A família, à qual se referem os autores, é incontestavelmente distinta da atual;


os papeis tornaram-se menos rígidos e as novas composições poderiam indicar que
estaríamos caminhando em direção da liberdade positiva, proposta por Fromm,
aquela que o indivíduo exerce plenamente, sem necessidade da submissão, o que
significaria tendências democráticas. Entretanto, a crescente onda de
conservadorismo na atualidade tem mostrado o contrário: as tendências autoritárias
ainda perduram.

Nesse sentido, fizemos relações com o momento social e político atual, no


decorrer do trabalho, as quais não tinham a intenção nem o propósito de esgotar o
assunto; elas foram apresentadas com o intuito de mostrar a atualidade do
pensamento dos autores e, simultaneamente, as possíveis contribuições da teoria
psicanalítica à política. Em várias dessas articulações, inferimos que estamos
vivendo momentos autoritários. Não realizamos análises aprofundadas para
referendar nossas inferências, porém, um estudo quantitativo, realizado por Foa e
154

Mounk (2016), demonstra que há um aumento significativo no apoio ao autoritarismo


entre cidadãos norte-americanos e europeus.

Ao resgatarmos Harold Lasswell, Wilhelm Reich, Erich Fromm e Theodor


Adorno, nosso intuito era analisar suas contribuições para a psicologia política e
como a psicanálise os influenciou. É certo que a teoria psicanalítica teve papel
significativo em suas teorizações, porém, a interlocução entre psicanálise e política
apresenta certos desafios muitas vezes intransponíveis, que mostram os limites de
cada disciplina. A psicanálise é uma ciência psicológica essencialmente
interpretativa, portanto, não se adequa aos padrões empiricistas e pragmáticos. No
pragmatismo americano não há espaço para ela. Assim, a psicologia do ego
prosperou em seu lugar.

A psicanálise teve seu apogeu em solo americano principalmente no período


entre guerras, perdendo seu vigor a partir do estabelecimento de sua vertente
americana, criticada pelos teóricos de Frankfurt por seu caráter adaptativo. Apesar
disso, tem havido uma retomada, ainda incipiente, dessa articulação com a política.
Lene Auestad, filósofa da Universidade de Oslo, coordena uma série de
conferências, desde 2010, intitulada Psychoanalysis and politics, cujo objetivo é
refletir a política contemporânea a partir da teoria psicanalítica. Andrew Samuels, da
Universidade de Essex, cujos livros A psique política e Politics on the couch:
citizenship and the internal life, apresentam uma abordagem junguiana da política.
Em São Paulo, destacamos os núcleos de pesquisa coordenados por Raul Pacheco
e Miriam Debieux, ambos alocados no Programa de Estudos Pós-Graduados em
Psicologia Social da Pontifícia Universidade Católica.

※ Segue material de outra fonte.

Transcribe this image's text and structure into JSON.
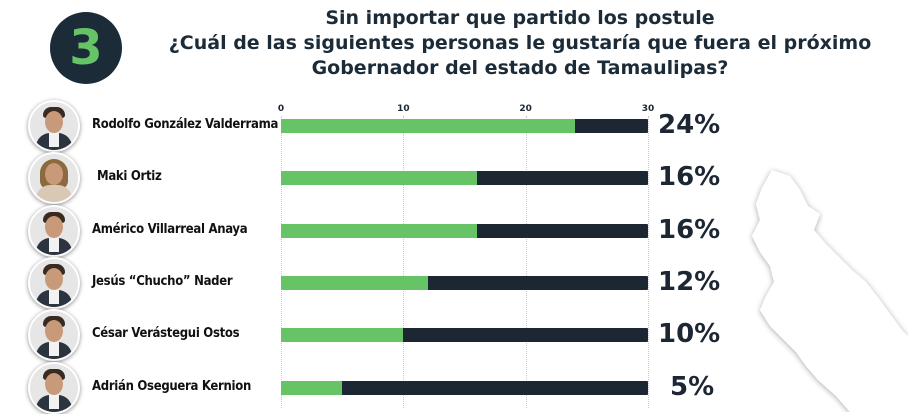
{
  "badge": {
    "number": "3"
  },
  "title": {
    "line1": "Sin importar que partido los postule",
    "line2": "¿Cuál de las siguientes personas le gustaría que fuera el próximo",
    "line3_bold1": "Gobernador",
    "line3_mid": " del estado de ",
    "line3_bold2": "Tamaulipas",
    "line3_end": "?"
  },
  "chart_data": {
    "type": "bar",
    "orientation": "horizontal",
    "categories": [
      "Rodolfo González Valderrama",
      "Maki Ortiz",
      "Américo Villarreal Anaya",
      "Jesús “Chucho” Nader",
      "César Verástegui Ostos",
      "Adrián Oseguera Kernion"
    ],
    "values": [
      24,
      16,
      16,
      12,
      10,
      5
    ],
    "value_labels": [
      "24%",
      "16%",
      "16%",
      "12%",
      "10%",
      "5%"
    ],
    "xlim": [
      0,
      30
    ],
    "xticks": [
      "0",
      "10",
      "20",
      "30"
    ],
    "grid": true,
    "colors": {
      "fill": "#66c466",
      "track": "#1c2733"
    }
  },
  "avatars": [
    "male",
    "female",
    "male",
    "male",
    "male",
    "male"
  ]
}
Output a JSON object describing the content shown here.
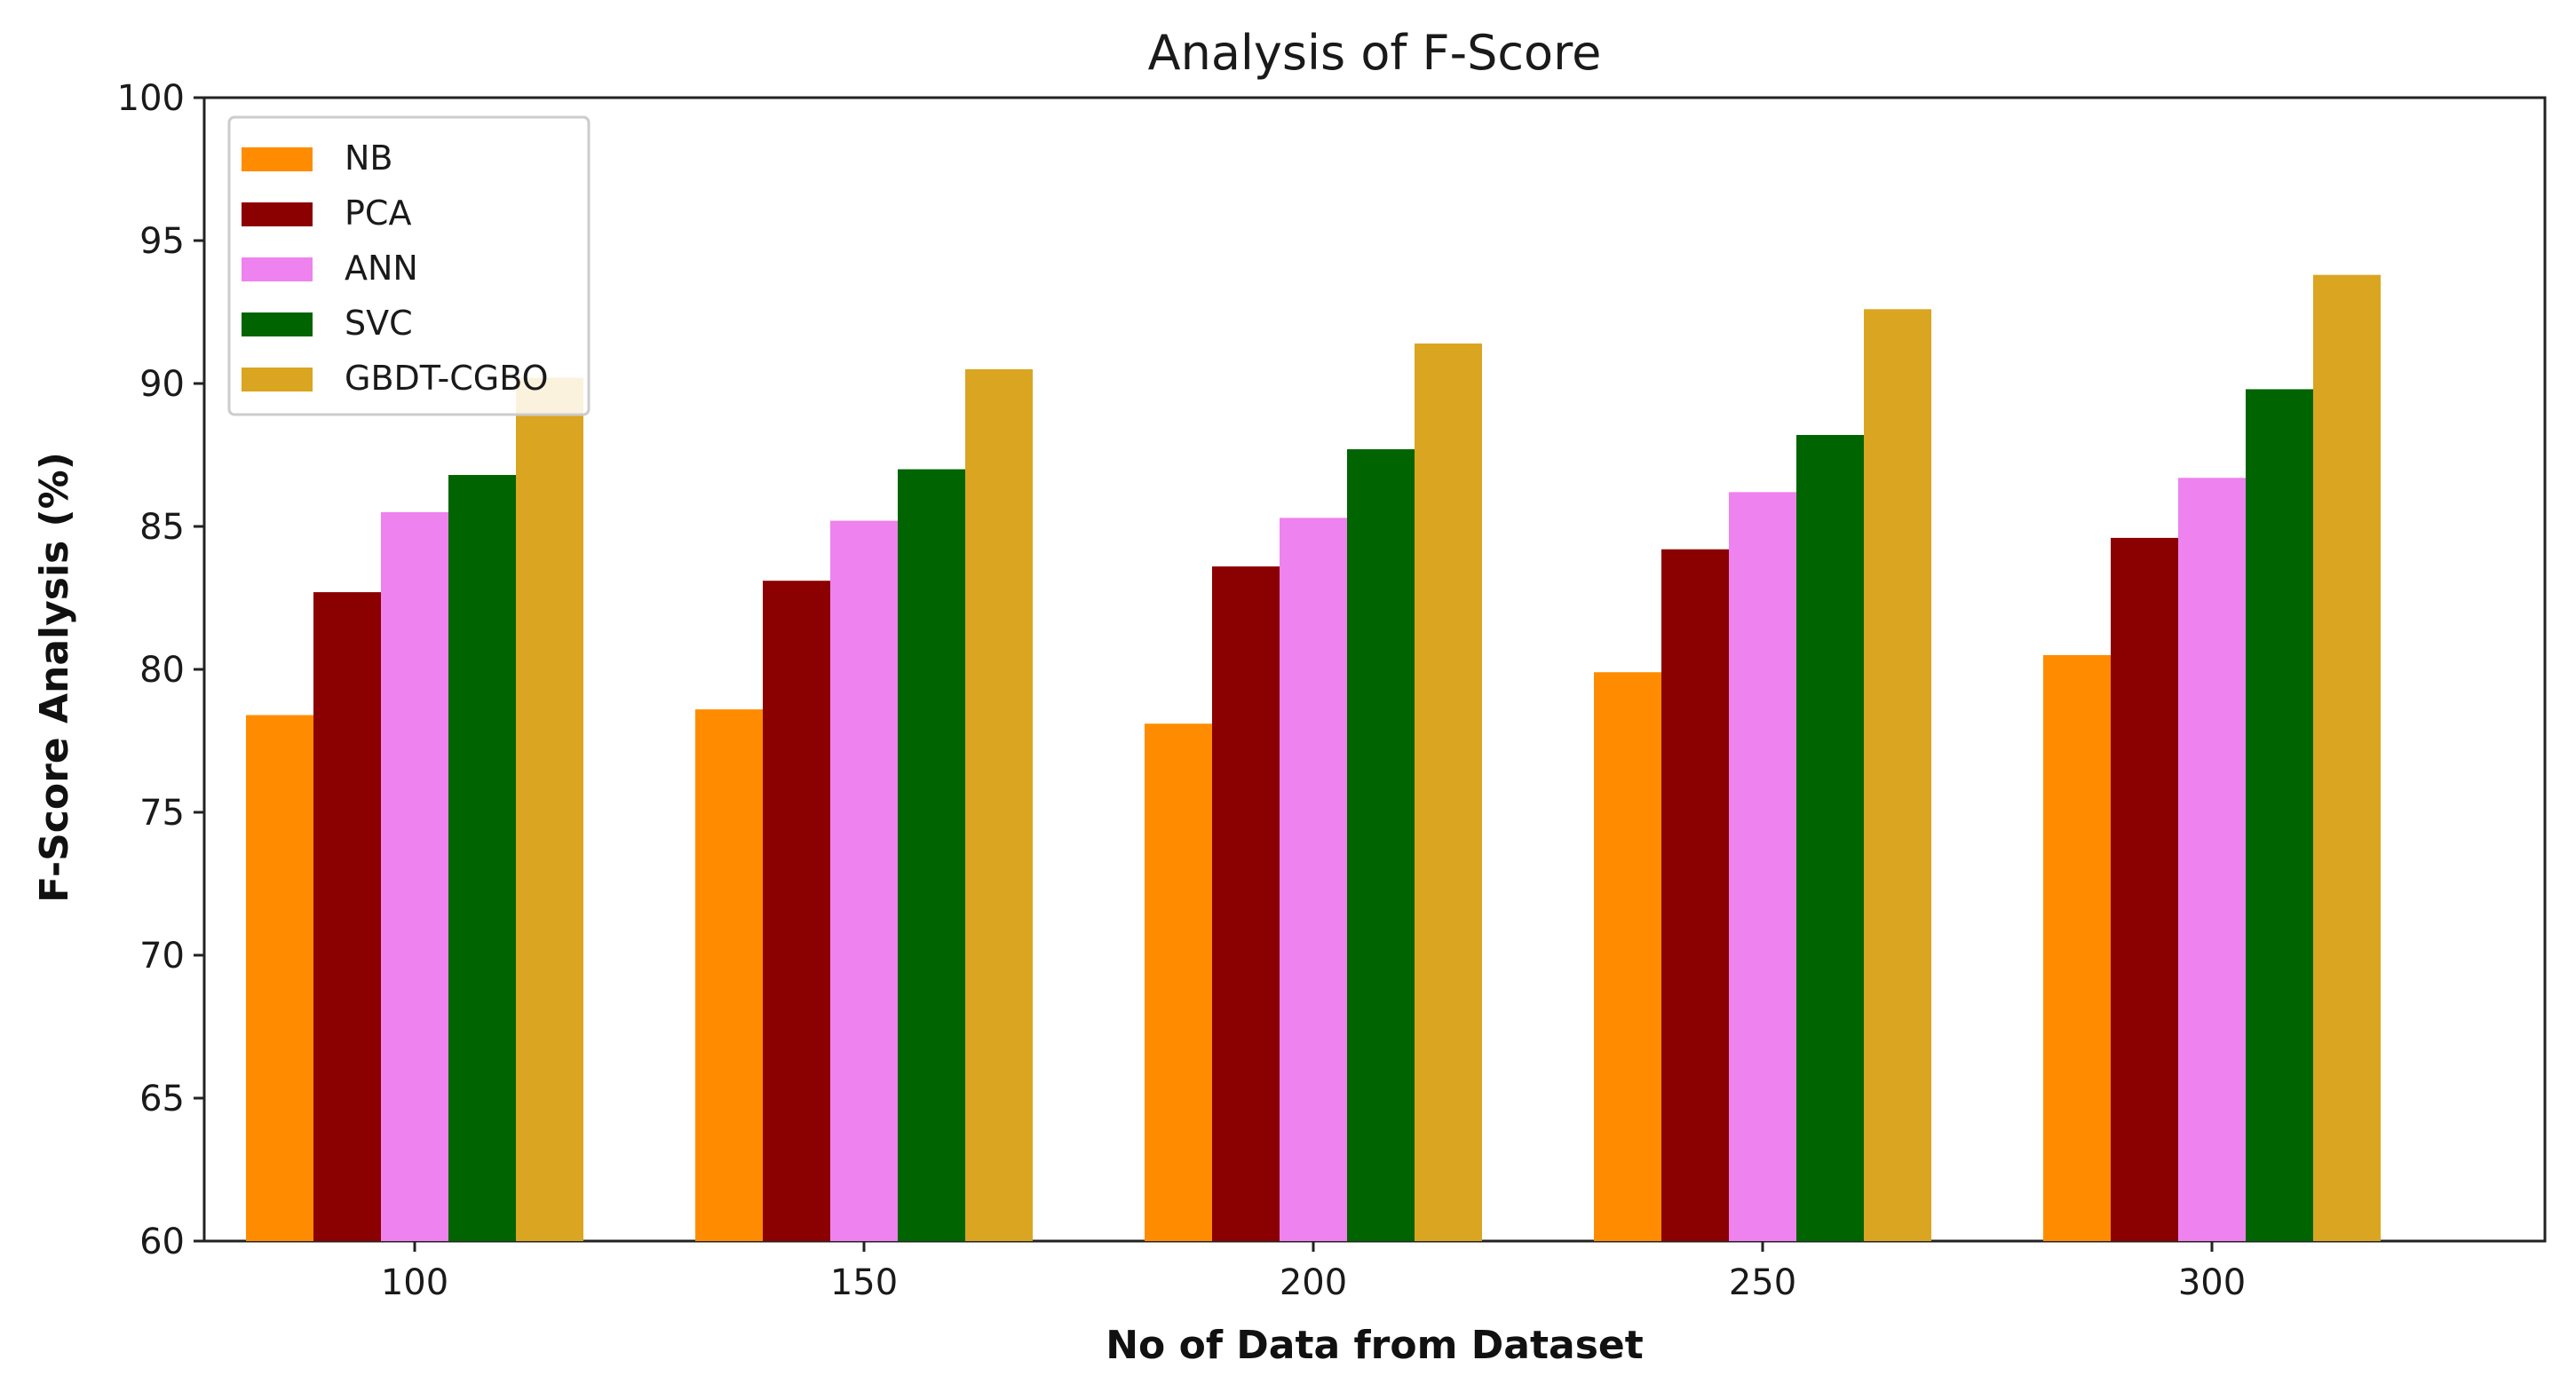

Como vimos, a teoria psicanalítica teve um papel relevante na constituição da


psicologia política. As constantes críticas e seus próprios limites, sejam no âmbito
terapêutico, sejam na articulação com outros saberes, parecem que não
conseguiram desacreditá-la totalmente. A psicanálise sobreviveu e ainda está viva,
como técnica terapêutica e como teoria, sobretudo porque na micropolítica familiar
as relações autoritárias se mantêm. Nesse sentido, defendemos que a teoria
psicanalítica participe da interdisciplinaridade da psicologia política, cientes de seus
limites e dispostos a criticá-la, caso seja adequado.